Last week at X06,
an Xbox event in Barcelona, New Zealand movie director Peter Jackson announced a new
games development studio called Wingnut Interactive – an offshoot of his highly
successful movie production company Wingnut. The new venture will develop a “Halo series”
for the Xbox 360 and Xbox Live. Full details haven’t emerged yet, but the games will have
a movie quality to them and be interactive. They will almost certainly have an online
component too. Not coincidentally, Peter Jackson is also producing the forthcoming Halo
movie.

It was Jackson’s
description of the new games which provoked excitement:
“It’s a form of entertainment that’s not a game and it’s not a film. It’s a filmic
game experience.
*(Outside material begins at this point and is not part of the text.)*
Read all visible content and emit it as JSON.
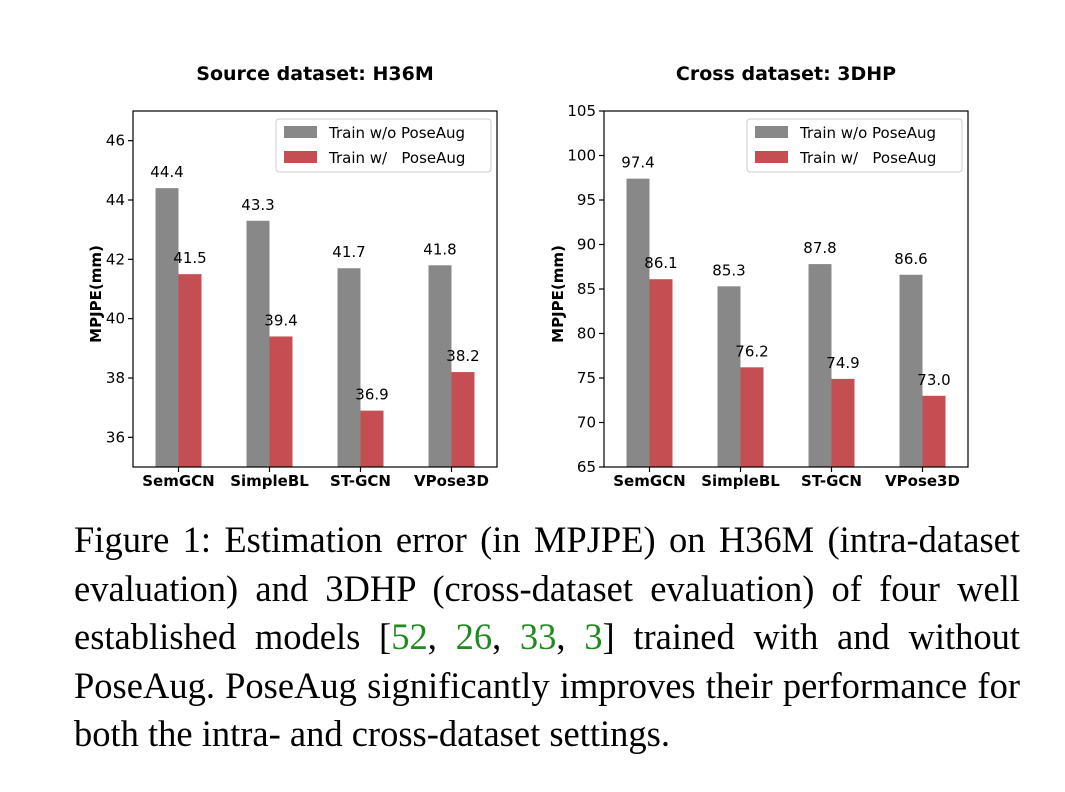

I think we’re on a threshold of a new way to tell stories. […] I
wouldn’t even call these games in my mind, because I’m not a game designer. What I’m
really interested in is taking ideas that could become films, but maybe they won’t be
films … They’ll be steered into this technology that the Microsoft Game Studios people
have developed.”
Peter Jackson at X06 – photo by
Rune Fjeld Olsen

XBox Live Stats
It looks like XBox is ahead of both Sony and Nintendo in terms of online gaming
entertainment – or at least moving towards the next generation Internet-based gaming experience the fastest. Xbox’s “top man in Australia” David McLean recently gave some stats about
Xbox Live:
“…since launch last November, there have been 57,000 downloads from Xbox Live, more
than two billion hours of gameplay have been logged on the service and more than eight
million games have been downloaded from Xbox Live Arcade. He also emphasies that the Xbox
360 will have a nine-month head start on Nintendo’s Wii and will be a year ahead of
Sony’s PlayStation 3.”
Nintendo’s Wii
If there is a dark horse in
the online gaming industry, it is Nintendo and its upcoming Wii. The Wii user interface is designed around the concept of television
channels, accessible using the pointer capability of the Wii Remote. It will also have a
web browser – a version of the
Opera web browser for use on the Wii, which will be free for all Wii users until June
2007.
Summary
In terms of innovation, all 3 (MS, Nintendo and Sony) are worth watching. Microsoft has the muscle and now the talent (Peter Jackson), but I’m tracking the Wii closely too.